I am of course projecting, and have long identified as one of these debilitatingly self-conscious writers. Consequently, I have succeeded in bringing only a very modest body of nonfiction to fruition, and have struggled to finish any fiction at all (I have too little of the divine within me to build worlds and create people, I think). Therefore, every sentence I do finish to my satisfaction, in some cases every ideal word I choose, is a travail and a triumph, and it is by virtue of these triumphs that my confidence endures.

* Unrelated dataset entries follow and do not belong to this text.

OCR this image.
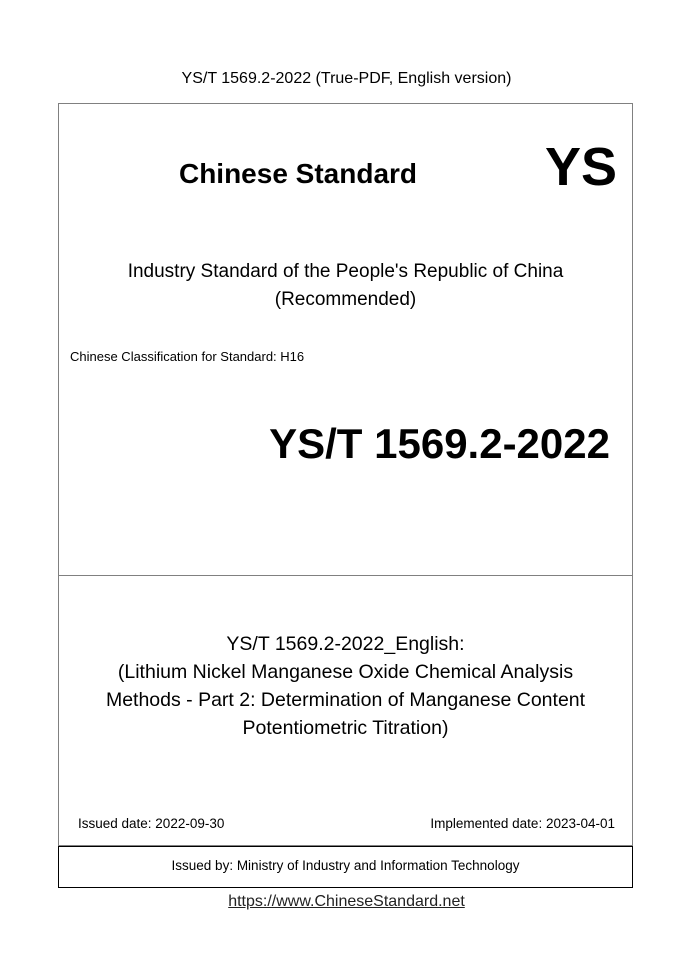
YS/T 1569.2-2022 (True-PDF, English version)
Chinese Standard	YS
Industry Standard of the People's Republic of China
(Recommended)
Chinese Classification for Standard: H16
YS/T 1569.2-2022
YS/T 1569.2-2022_English:
(Lithium Nickel Manganese Oxide Chemical Analysis
Methods - Part 2: Determination of Manganese Content
Potentiometric Titration)
Issued date: 2022-09-30	Implemented date: 2023-04-01
Issued by: Ministry of Industry and Information Technology
https://www.ChineseStandard.net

Thus, while I may be my own biggest critic (at least to date), I have successfully navigated the gauntlet of my own standards enough times to know that, by those very standards, I must have the rudiments of talent — even though I regularly come up with some pretty regrettable content. Behind the bulwark of this cautious optimism, I am gradually learning to reject my bad writing without rejecting my identity as a writer.
Reject, revise, repurpose
Rejection is an inevitable and frequent occurrence in a writer’s life; however, before you can graduate to the thrill of being rejected by agents, publishers, critics, and the general population, you must first learn to overcome that most scathing rejection from within. I was never taught this lesson in school, and did not learn until I was well into adulthood that you cannot grow and thrive as a writer until you overcome your own trepidation and perfectionism, find your authentic ‘voice,’ and learn to write and publish confidently in that voice. Of course, one who has found their voice and their confidence does not abandon all scruple and publish every bit of nonsense they jot down; the need to filter and edit your content remains, but by knowing yourself and your boundaries as a writer, you become better able to produce something that both meets your own standards, and is likely to satisfy your audience, as well.

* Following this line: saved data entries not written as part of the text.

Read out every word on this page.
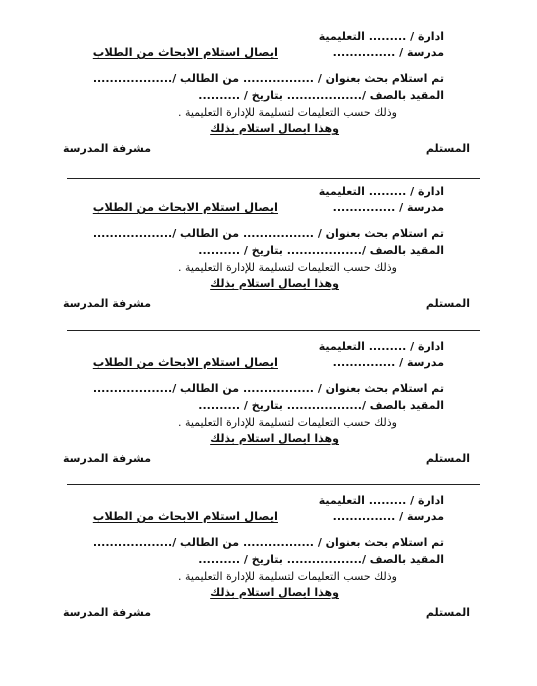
ادارة / ......... التعليمية
مدرسة / ...............
ايصال استلام الابحاث من الطلاب
تم استلام بحث بعنوان / ................. من الطالب /...................
المقيد بالصف /.................. بتاريخ / ..........
وذلك حسب التعليمات لتسليمة للإدارة التعليمية .
وهذا ايصال استلام بذلك
المستلم
مشرفة المدرسة
ادارة / ......... التعليمية
مدرسة / ...............
ايصال استلام الابحاث من الطلاب
تم استلام بحث بعنوان / ................. من الطالب /...................
المقيد بالصف /.................. بتاريخ / ..........
وذلك حسب التعليمات لتسليمة للإدارة التعليمية .
وهذا ايصال استلام بذلك
المستلم
مشرفة المدرسة
ادارة / ......... التعليمية
مدرسة / ...............
ايصال استلام الابحاث من الطلاب
تم استلام بحث بعنوان / ................. من الطالب /...................
المقيد بالصف /.................. بتاريخ / ..........
وذلك حسب التعليمات لتسليمة للإدارة التعليمية .
وهذا ايصال استلام بذلك
المستلم
مشرفة المدرسة
ادارة / ......... التعليمية
مدرسة / ...............
ايصال استلام الابحاث من الطلاب
تم استلام بحث بعنوان / ................. من الطالب /...................
المقيد بالصف /.................. بتاريخ / ..........
وذلك حسب التعليمات لتسليمة للإدارة التعليمية .
وهذا ايصال استلام بذلك
المستلم
مشرفة المدرسة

Therefore, for me, writing remains an iterative process: before the final form of a successful project manifests, it often undergoes at least one partial collapse and rejection leading to successive rounds of revision, during which redeemable language is salvaged for use in present or future pieces, and all lackluster text is purged; and that is assuming a satisfactory final form is reached at all. A comfortable majority of my projects still end up getting dropped because I realize after wading into them that they would be inextricable quagmires, while others that retain at least some modicum of promise languish in the purgatory of my works in progress folder awaiting deliverance at some unspecified future date. I am gradually growing as a writer by accepting these complete and partial failures as a natural part of my process — even though not all of my writing is good, it is all writing, and it is all good practice.
Yes, even my hopeless opus of Christmas 2020.